3. The idea — the courtroom translator

The solution Sutskever and his team proposed is brilliant in its simplicity. Instead of using one neural network to do the whole job, they used two. They called them the encoder and the decoder.

The Patna courtroom

Imagine a high-stakes trial in a district court in Patna. A witness is speaking rapidly in Hindi. The judge only understands English. Standing between them is a professional courtroom translator.

The translator doesn’t try to shout English words over the witness while they’re still speaking Hindi. That would cause chaos, because the sentence structure is different. Instead, the process works in two distinct phases.

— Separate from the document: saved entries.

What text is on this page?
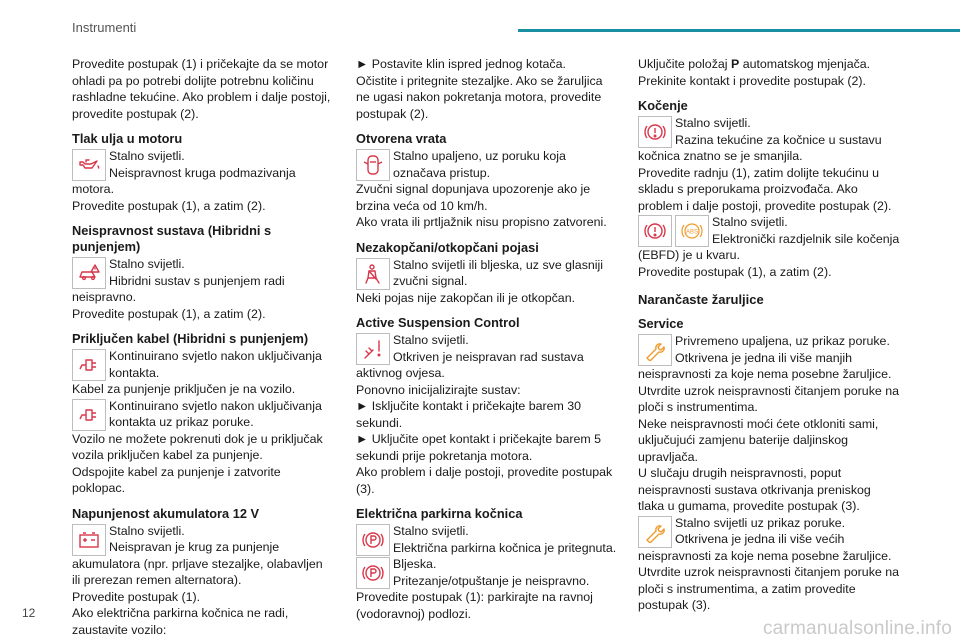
Instrumenti

Provedite postupak (1) i pričekajte da se motor ohladi pa po potrebi dolijte potrebnu količinu rashladne tekućine. Ako problem i dalje postoji, provedite postupak (2).

Tlak ulja u motoru

Stalno svijetli.
Neispravnost kruga podmazivanja motora.
Provedite postupak (1), a zatim (2).

Neispravnost sustava (Hibridni s punjenjem)

Stalno svijetli.
Hibridni sustav s punjenjem radi neispravno.
Provedite postupak (1), a zatim (2).

Priključen kabel (Hibridni s punjenjem)

Kontinuirano svjetlo nakon uključivanja kontakta.
Kabel za punjenje priključen je na vozilo.

Kontinuirano svjetlo nakon uključivanja kontakta uz prikaz poruke.
Vozilo ne možete pokrenuti dok je u priključak vozila priključen kabel za punjenje.
Odspojite kabel za punjenje i zatvorite poklopac.

Napunjenost akumulatora 12 V

Stalno svijetli.
Neispravan je krug za punjenje akumulatora (npr. prljave stezaljke, olabavljen ili prerezan remen alternatora).
Provedite postupak (1).
Ako električna parkirna kočnica ne radi, zaustavite vozilo:

► Postavite klin ispred jednog kotača.
Očistite i pritegnite stezaljke. Ako se žaruljica ne ugasi nakon pokretanja motora, provedite postupak (2).

Otvorena vrata

Stalno upaljeno, uz poruku koja označava pristup.
Zvučni signal dopunjava upozorenje ako je brzina veća od 10 km/h.
Ako vrata ili prtljažnik nisu propisno zatvoreni.

Nezakopčani/otkopčani pojasi

Stalno svijetli ili bljeska, uz sve glasniji zvučni signal.
Neki pojas nije zakopčan ili je otkopčan.

Active Suspension Control

Stalno svijetli.
Otkriven je neispravan rad sustava aktivnog ovjesa.
Ponovno inicijalizirajte sustav:
► Isključite kontakt i pričekajte barem 30 sekundi.
► Uključite opet kontakt i pričekajte barem 5 sekundi prije pokretanja motora.
Ako problem i dalje postoji, provedite postupak (3).

Električna parkirna kočnica

Stalno svijetli.
Električna parkirna kočnica je pritegnuta.

Bljeska.
Pritezanje/otpuštanje je neispravno.
Provedite postupak (1): parkirajte na ravnoj (vodoravnoj) podlozi.

Uključite položaj P automatskog mjenjača.
Prekinite kontakt i provedite postupak (2).

Kočenje

Stalno svijetli.
Razina tekućine za kočnice u sustavu kočnica znatno se je smanjila.
Provedite radnju (1), zatim dolijte tekućinu u skladu s preporukama proizvođača. Ako problem i dalje postoji, provedite postupak (2).

ABS

Stalno svijetli.
Elektronički razdjelnik sile kočenja (EBFD) je u kvaru.
Provedite postupak (1), a zatim (2).

Narančaste žaruljice
Service

Privremeno upaljena, uz prikaz poruke.
Otkrivena je jedna ili više manjih neispravnosti za koje nema posebne žaruljice.
Utvrdite uzrok neispravnosti čitanjem poruke na ploči s instrumentima.
Neke neispravnosti moći ćete otkloniti sami, uključujući zamjenu baterije daljinskog upravljača.
U slučaju drugih neispravnosti, poput neispravnosti sustava otkrivanja preniskog tlaka u gumama, provedite postupak (3).

Stalno svijetli uz prikaz poruke.
Otkrivena je jedna ili više većih neispravnosti za koje nema posebne žaruljice.
Utvrdite uzrok neispravnosti čitanjem poruke na ploči s instrumentima, a zatim provedite postupak (3).

12
carmanualsonline.info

Phase 1: Encoding. The translator listens intently to the witness’s entire sentence in Hindi. As they hear each word, they update their mental understanding of what the witness is trying to say. When the witness finishes the sentence, the translator holds a complete, language-free “concept” or “summary” of that sentence in their mind.

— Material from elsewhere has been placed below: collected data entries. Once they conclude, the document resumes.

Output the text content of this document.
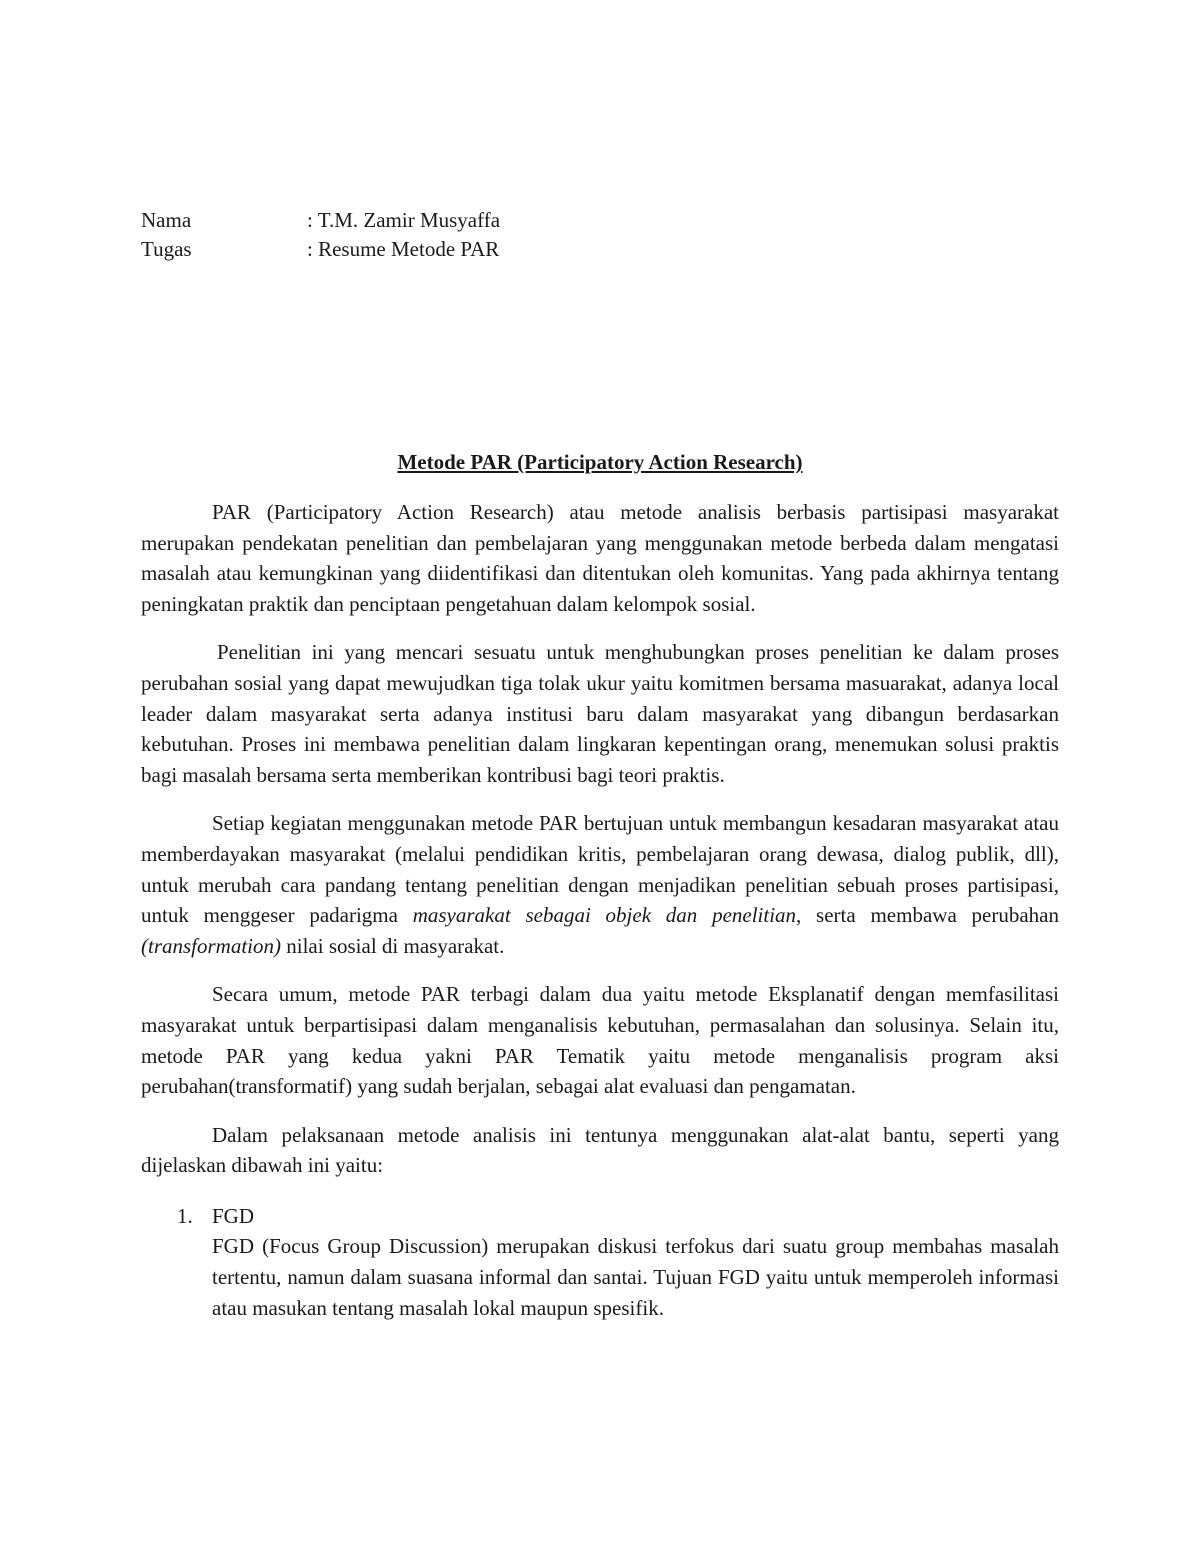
Nama	: T.M. Zamir Musyaffa
Tugas	: Resume Metode PAR
Metode PAR (Participatory Action Research)

PAR (Participatory Action Research) atau metode analisis berbasis partisipasi masyarakat merupakan pendekatan penelitian dan pembelajaran yang menggunakan metode berbeda dalam mengatasi masalah atau kemungkinan yang diidentifikasi dan ditentukan oleh komunitas. Yang pada akhirnya tentang peningkatan praktik dan penciptaan pengetahuan dalam kelompok sosial.

Penelitian ini yang mencari sesuatu untuk menghubungkan proses penelitian ke dalam proses perubahan sosial yang dapat mewujudkan tiga tolak ukur yaitu komitmen bersama masuarakat, adanya local leader dalam masyarakat serta adanya institusi baru dalam masyarakat yang dibangun berdasarkan kebutuhan. Proses ini membawa penelitian dalam lingkaran kepentingan orang, menemukan solusi praktis bagi masalah bersama serta memberikan kontribusi bagi teori praktis.

Setiap kegiatan menggunakan metode PAR bertujuan untuk membangun kesadaran masyarakat atau memberdayakan masyarakat (melalui pendidikan kritis, pembelajaran orang dewasa, dialog publik, dll), untuk merubah cara pandang tentang penelitian dengan menjadikan penelitian sebuah proses partisipasi, untuk menggeser padarigma masyarakat sebagai objek dan penelitian, serta membawa perubahan (transformation) nilai sosial di masyarakat.

Secara umum, metode PAR terbagi dalam dua yaitu metode Eksplanatif dengan memfasilitasi masyarakat untuk berpartisipasi dalam menganalisis kebutuhan, permasalahan dan solusinya. Selain itu, metode PAR yang kedua yakni PAR Tematik yaitu metode menganalisis program aksi perubahan(transformatif) yang sudah berjalan, sebagai alat evaluasi dan pengamatan.

Dalam pelaksanaan metode analisis ini tentunya menggunakan alat-alat bantu, seperti yang dijelaskan dibawah ini yaitu:

1. FGD
FGD (Focus Group Discussion) merupakan diskusi terfokus dari suatu group membahas masalah tertentu, namun dalam suasana informal dan santai. Tujuan FGD yaitu untuk memperoleh informasi atau masukan tentang masalah lokal maupun spesifik.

Phase 2: Decoding. The translator turns to the judge. Using that mental summary, they start speaking in English. They produce the first English word, which helps them decide the second English word, and they keep speaking until the full thought is conveyed.

How this maps to the network

This is exactly how the seq2seq model works.

The encoder is an LSTM. It reads the input sentence one word (vector) at a time. With each word, it updates its internal hidden state. When it reaches the end of the input sentence, its final hidden state is saved. We call this final state the context vector (or thought vector). This single vector — just a long list of numbers — contains the compressed meaning of the entire input sentence. If you need a refresher on what a vector is, see the vectors tutorial.

The decoder is a second LSTM. It is handed this context vector. Its only job is to unroll that compressed meaning into the target language, one word at a time, until it outputs a special <END> token.

There are no dictionaries. There are no grammar rules. There is just one network listening, passing a thought vector to a second network, which then speaks.